Seperti yang sudah-sudah, di mana ada Seminar KDC di situ ada pembaruan paradigma. Seperti yang diakui oleh para peserta selama ini, nilai-nilai kebenaran yang dibagikan mampu meng-encourage atau memberi dorongan untuk mulai bergerak dan mengadakan suatu perubahan di gereja/kota mereka masing-masing.

Api yang mereka dapatkan selama Seminar KDC berlangsung, mereka akan bawa dan bagikan kepada gereja dimana mereka bernaung. Sebut saja Bpk. Yoseph, selaku gembala GBI Api Kemuliaan Pandu Senjaya kota Waringin Barat, Sampit, yang merasa sangat diberkati dengan kebenaran-kebenaran firman Tuhan  yang disampaikan.

“Sebagai hamba Tuhan, kita haruslah berperilaku benar, berdampak positif pada keluarga, komunitas, dan kota sebab tanah mencatat setiap perkataan dan perbuatan kita,” tukas Bpk. Yosep, yang juga berharap Seminar KDC dapat dilakukan secara berkala dan disampaikan ke pelosok-pelosok daerah.

Rasa antusias pun dirasakan oleh peserta lain bernama Pdt. Stefanus Subur Budiono (Gembala GBI Phiadelphia, Sampit).
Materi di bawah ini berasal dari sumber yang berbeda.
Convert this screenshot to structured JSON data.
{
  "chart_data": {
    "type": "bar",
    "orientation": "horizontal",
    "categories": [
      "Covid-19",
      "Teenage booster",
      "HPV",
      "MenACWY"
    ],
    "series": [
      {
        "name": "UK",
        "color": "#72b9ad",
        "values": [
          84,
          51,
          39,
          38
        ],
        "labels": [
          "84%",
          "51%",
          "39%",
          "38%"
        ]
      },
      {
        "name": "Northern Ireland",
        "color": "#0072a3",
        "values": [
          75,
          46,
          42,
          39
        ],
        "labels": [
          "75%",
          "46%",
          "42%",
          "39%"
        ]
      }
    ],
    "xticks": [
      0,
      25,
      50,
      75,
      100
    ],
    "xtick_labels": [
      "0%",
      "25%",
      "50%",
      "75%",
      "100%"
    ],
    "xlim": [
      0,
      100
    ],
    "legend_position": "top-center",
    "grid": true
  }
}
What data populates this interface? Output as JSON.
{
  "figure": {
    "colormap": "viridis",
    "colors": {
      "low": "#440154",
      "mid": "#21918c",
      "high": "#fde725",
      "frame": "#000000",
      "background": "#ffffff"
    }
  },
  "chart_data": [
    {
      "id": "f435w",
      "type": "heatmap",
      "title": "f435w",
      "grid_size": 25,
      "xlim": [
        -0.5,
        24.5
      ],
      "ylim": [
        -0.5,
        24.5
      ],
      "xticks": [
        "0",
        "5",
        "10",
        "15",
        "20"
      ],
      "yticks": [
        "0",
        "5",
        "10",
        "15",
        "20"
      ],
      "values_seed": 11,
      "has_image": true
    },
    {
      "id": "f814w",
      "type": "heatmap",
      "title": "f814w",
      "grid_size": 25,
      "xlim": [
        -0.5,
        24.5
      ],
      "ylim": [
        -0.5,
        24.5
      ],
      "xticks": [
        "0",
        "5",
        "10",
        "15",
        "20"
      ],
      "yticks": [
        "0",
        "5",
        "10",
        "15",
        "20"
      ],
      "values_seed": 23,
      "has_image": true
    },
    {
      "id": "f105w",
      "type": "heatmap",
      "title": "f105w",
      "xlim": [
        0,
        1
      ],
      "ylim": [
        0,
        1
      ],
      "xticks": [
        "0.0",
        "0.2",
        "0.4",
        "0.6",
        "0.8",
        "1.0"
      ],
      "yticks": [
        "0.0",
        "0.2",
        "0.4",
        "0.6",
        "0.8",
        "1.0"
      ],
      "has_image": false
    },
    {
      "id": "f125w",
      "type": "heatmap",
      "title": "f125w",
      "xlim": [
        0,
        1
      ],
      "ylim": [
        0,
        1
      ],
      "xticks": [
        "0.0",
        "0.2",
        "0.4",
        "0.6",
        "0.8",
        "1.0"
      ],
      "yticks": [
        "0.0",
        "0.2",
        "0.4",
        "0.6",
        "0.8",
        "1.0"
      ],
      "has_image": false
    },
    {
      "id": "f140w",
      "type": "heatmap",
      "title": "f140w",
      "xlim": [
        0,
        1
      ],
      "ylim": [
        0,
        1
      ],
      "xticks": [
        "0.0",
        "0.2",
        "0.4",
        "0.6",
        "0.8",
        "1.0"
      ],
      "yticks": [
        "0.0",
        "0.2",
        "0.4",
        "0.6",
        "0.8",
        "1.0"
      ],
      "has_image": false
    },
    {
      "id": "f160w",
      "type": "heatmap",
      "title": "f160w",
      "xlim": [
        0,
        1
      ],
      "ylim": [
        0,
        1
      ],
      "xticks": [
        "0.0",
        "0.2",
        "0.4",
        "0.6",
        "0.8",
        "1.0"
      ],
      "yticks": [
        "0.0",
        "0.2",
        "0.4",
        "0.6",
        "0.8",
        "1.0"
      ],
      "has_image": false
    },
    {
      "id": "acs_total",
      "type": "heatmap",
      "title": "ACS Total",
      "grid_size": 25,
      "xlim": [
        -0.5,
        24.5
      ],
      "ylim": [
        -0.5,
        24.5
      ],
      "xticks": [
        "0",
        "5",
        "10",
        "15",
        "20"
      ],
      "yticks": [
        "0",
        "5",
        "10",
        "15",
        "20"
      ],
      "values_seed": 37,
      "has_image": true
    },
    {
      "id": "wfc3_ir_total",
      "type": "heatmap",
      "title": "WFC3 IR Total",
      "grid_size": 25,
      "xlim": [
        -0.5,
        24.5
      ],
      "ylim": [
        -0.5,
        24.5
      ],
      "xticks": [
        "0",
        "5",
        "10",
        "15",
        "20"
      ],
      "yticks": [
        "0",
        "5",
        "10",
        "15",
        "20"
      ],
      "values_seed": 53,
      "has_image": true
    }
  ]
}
Sebagaimana diakuinya, pengajaran tentang Hukum Tabur Tuai yang didapatnya di Seminar KDC membukakan pengertian yang sama sekali baru dan memerdekakan, sehingga menumbuhkan kesadaran bahwa benih seyogianya harus ditabur agar kehidupan jemaat maupun gereja dapat diubahkan dan dipulihkan. Yang pada akhirnya, mengubahkan dan memulihkan kota dan bangsa.

Bagaimana dengan peserta seminar KDC di kota Palangkaraya ?, Ketua BPD GBI Kalimantan Tengah [Pdt Damai Tejenal], sangat bersyukur dengan berlangsungnya seminar KDC. Ia meyakini setelah hadirnya Seminar KDC, akan ada terobosan-terobosan baru, secara khusus dalam hal pelayanan, baik di gereja lokal maupun BPD Kalteng sendiri.

“Saya sendiri sangat diberkati dengan kebenaran tentang Find Your Calling, bagaimana mendengar suara Tuhan dan bagaimana taat dalam tuntunanNya. Saya sangat berharap seminar KDC dapat diadakan kembali.”

Pandangan senada disampaikan Pdt. Lewi, selaku pengurus GBI wilayah kabupaten Kapuas. Ia merasa banyak sekali hal-hal baru yang disingkapkan tentang kebenaran firman Tuhan, yang sebelumnya tidak pernah ia dengar. Salah satunya tentang Multipilasi atau Pelipatgaandaan.

“Ada impartasi yang saya rasakan saat mengikuti seminar KDC ini. Saya akan bagikan apa yang saya dapatkan dari seminar ini kepada jemaat di gereja saya, agar apa yang selama ini tetutup menjadi terbuka sehingga gereja dan kota diberkati.”  

“Saya sangat diberkati, terutama pada sesi dimana kami diingatkan sebagai gembala kami harus menjadi taladan. Juga saat dibukakan kebenaran tentang multiplikasi keuangan dan kerohanian!” seru Gembala GBI Kapakat, Pdm, Lukas Tarigan. [Lasma-Dep. Pelmas BPH GBI].